Monument to Mikayil Mushfig
- Interactive map of Monument to Mikayil Mushfig
- Location: Baku, Azerbaijan
- Coordinates: 40°22′55″N 49°49′22″E﻿ / ﻿40.38202°N 49.82274°E
- Designer: Munavvar Rzayeva
- Type: Memorial
- Material: marble
- Height: 3.2 m
- Opening date: 1970
- Dedicated to: Mikayil Mushfig

= Monument to Mikayil Mushfig =

Monument in Baku, Azerbaijan

The Monument to Mikayil Mushfig (Mikayıl Müşfiqin heykəli) is a monument dedicated to the Azerbaijani poet Mikayil Mushfig, raised on one of the central avenues of Baku, the capital of Azerbaijan.

== History ==
The monument was raised in 1968 on İnshaatchilar Avenue. The monument's unveiling took place on 9 June 1970. The opening ceremony was attended by the People's Poets of Azerbaijan Rasul Rza, Suleiman Rustam, and the People's Writer - Mirza Ibrahimov.
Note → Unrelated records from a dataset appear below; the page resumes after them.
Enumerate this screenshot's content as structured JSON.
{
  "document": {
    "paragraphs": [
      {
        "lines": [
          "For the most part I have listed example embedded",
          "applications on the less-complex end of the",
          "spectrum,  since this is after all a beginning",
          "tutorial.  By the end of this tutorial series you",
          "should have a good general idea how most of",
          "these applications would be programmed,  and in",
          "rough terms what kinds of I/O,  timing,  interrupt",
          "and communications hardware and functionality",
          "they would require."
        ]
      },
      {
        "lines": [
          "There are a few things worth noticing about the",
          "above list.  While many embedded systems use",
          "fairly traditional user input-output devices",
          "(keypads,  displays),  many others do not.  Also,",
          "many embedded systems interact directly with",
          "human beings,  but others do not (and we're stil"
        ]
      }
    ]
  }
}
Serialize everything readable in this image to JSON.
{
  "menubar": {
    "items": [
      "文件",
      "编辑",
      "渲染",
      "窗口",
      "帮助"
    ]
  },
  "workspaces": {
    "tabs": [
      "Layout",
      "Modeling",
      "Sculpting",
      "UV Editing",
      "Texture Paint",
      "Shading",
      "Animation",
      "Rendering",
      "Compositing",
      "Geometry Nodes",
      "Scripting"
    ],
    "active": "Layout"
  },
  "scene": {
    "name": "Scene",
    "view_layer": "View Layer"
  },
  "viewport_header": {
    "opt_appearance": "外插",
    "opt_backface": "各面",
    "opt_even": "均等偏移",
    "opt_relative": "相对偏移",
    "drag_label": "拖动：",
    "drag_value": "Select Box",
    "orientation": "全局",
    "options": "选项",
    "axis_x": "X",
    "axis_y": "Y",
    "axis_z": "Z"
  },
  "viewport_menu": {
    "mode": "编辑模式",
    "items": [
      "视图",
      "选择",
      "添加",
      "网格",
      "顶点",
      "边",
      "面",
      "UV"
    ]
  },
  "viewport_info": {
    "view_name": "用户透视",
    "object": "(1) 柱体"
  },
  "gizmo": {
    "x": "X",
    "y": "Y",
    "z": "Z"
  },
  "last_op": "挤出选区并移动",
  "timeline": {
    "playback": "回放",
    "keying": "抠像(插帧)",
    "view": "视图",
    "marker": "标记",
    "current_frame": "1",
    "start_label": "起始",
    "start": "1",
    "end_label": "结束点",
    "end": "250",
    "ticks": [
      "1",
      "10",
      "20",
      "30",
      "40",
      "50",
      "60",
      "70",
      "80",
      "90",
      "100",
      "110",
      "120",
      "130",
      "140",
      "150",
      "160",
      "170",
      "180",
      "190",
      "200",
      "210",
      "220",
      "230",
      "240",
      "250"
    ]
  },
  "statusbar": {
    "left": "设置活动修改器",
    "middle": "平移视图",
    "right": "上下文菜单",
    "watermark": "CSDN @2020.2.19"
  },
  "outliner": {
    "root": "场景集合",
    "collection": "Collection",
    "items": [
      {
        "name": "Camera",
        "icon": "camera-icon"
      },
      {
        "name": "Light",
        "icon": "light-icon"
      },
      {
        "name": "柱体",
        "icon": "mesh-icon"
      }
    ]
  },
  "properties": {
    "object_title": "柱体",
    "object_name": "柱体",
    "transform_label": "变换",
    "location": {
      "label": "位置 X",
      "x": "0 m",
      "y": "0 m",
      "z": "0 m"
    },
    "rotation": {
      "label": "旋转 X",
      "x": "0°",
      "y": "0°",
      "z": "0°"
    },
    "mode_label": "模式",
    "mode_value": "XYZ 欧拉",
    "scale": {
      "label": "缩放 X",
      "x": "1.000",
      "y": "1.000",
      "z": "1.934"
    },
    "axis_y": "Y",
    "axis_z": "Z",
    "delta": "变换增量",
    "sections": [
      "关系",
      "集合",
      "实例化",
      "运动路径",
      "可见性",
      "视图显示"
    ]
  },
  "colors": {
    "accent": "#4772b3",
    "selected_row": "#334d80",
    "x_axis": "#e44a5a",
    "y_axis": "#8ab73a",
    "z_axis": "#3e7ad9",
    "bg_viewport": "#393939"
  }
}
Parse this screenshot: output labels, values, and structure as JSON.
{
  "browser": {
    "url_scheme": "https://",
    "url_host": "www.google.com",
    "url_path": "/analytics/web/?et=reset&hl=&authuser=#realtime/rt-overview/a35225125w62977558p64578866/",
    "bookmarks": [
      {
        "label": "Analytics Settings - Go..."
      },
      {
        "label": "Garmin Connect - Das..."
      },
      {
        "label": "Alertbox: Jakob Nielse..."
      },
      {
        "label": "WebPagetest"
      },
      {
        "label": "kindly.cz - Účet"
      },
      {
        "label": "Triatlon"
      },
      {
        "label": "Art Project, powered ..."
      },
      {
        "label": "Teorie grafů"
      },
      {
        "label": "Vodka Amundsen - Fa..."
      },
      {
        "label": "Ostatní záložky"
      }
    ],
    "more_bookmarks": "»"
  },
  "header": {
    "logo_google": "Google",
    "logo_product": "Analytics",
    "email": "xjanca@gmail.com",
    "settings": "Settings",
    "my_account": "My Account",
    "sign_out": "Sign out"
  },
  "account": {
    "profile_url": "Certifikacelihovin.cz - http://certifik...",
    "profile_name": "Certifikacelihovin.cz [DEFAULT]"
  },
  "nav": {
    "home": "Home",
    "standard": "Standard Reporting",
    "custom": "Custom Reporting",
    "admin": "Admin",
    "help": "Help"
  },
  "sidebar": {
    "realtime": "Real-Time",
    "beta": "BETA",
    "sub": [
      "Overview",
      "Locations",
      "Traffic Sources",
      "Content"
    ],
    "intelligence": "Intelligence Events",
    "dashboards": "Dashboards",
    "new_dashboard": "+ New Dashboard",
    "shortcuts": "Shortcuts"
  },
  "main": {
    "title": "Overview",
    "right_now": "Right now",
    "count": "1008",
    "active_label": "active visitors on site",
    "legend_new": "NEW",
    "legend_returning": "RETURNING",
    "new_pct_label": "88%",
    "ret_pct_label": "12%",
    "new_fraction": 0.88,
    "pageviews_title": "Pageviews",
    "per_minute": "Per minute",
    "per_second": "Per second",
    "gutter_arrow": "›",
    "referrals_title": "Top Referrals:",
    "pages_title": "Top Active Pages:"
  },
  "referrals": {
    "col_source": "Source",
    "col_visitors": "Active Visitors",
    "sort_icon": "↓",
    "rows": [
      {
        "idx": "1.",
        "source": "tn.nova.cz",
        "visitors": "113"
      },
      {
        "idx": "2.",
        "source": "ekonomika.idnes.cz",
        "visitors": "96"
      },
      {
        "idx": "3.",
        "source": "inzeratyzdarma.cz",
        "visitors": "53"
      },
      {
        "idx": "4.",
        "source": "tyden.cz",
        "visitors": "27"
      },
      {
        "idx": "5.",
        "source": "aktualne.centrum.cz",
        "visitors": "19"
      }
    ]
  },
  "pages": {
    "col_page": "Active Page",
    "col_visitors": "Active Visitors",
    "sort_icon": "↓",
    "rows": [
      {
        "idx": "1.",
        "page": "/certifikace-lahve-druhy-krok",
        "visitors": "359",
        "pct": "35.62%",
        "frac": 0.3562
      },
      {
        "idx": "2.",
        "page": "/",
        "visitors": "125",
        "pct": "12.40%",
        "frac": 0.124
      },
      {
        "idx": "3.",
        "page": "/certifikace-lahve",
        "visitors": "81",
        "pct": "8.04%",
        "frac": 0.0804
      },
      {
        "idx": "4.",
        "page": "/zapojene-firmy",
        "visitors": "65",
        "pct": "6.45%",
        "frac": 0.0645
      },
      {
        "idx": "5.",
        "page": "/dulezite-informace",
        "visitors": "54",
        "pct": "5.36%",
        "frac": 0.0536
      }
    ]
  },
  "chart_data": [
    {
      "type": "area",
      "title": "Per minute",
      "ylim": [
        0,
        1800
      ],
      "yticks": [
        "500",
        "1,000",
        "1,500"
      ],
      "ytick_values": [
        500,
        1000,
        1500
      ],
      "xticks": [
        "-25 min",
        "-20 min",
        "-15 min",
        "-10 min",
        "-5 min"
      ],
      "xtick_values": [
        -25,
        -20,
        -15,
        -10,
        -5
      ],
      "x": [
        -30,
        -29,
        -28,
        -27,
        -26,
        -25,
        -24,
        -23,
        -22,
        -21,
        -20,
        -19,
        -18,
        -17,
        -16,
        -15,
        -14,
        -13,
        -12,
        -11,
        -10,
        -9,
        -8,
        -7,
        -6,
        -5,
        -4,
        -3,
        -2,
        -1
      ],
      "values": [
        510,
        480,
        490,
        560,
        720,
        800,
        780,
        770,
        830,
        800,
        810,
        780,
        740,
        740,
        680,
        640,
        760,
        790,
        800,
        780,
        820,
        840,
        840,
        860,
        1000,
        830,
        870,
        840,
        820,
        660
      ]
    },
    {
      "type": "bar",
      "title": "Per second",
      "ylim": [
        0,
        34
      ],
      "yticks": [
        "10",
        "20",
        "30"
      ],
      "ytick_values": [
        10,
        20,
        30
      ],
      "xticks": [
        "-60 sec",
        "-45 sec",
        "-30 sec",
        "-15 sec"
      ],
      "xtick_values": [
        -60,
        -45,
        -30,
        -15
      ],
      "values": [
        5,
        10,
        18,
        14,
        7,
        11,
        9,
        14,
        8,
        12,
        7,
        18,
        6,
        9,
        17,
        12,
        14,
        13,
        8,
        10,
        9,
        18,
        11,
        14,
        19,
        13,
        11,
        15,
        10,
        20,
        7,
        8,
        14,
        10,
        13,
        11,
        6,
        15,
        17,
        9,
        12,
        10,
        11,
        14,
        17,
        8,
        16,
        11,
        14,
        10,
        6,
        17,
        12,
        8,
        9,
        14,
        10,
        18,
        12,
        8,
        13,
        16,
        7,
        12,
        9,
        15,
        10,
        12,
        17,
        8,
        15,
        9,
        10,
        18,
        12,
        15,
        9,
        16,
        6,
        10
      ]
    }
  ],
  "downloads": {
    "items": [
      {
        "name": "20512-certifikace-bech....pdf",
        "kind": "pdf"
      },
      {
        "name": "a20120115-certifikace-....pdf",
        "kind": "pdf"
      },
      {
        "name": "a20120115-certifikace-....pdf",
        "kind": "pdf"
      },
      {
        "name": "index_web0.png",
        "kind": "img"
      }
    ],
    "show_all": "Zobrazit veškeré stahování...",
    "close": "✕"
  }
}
Munavvar Rzayeva is the sculptor of the monument, and Shafiga Rzayeva is the architect.

In February 2017, as part of the reconstruction of Nariman Narimanov Avenue, the monument was already restored and new benches were installed in the park near the monument where landscaping works were carried out.

== Description ==
The bust's height is 1.5 meters, and the entire monument is 3.2 meters. The name and surname of the poet are written on the pedestal in gold letters based on Latin graphics.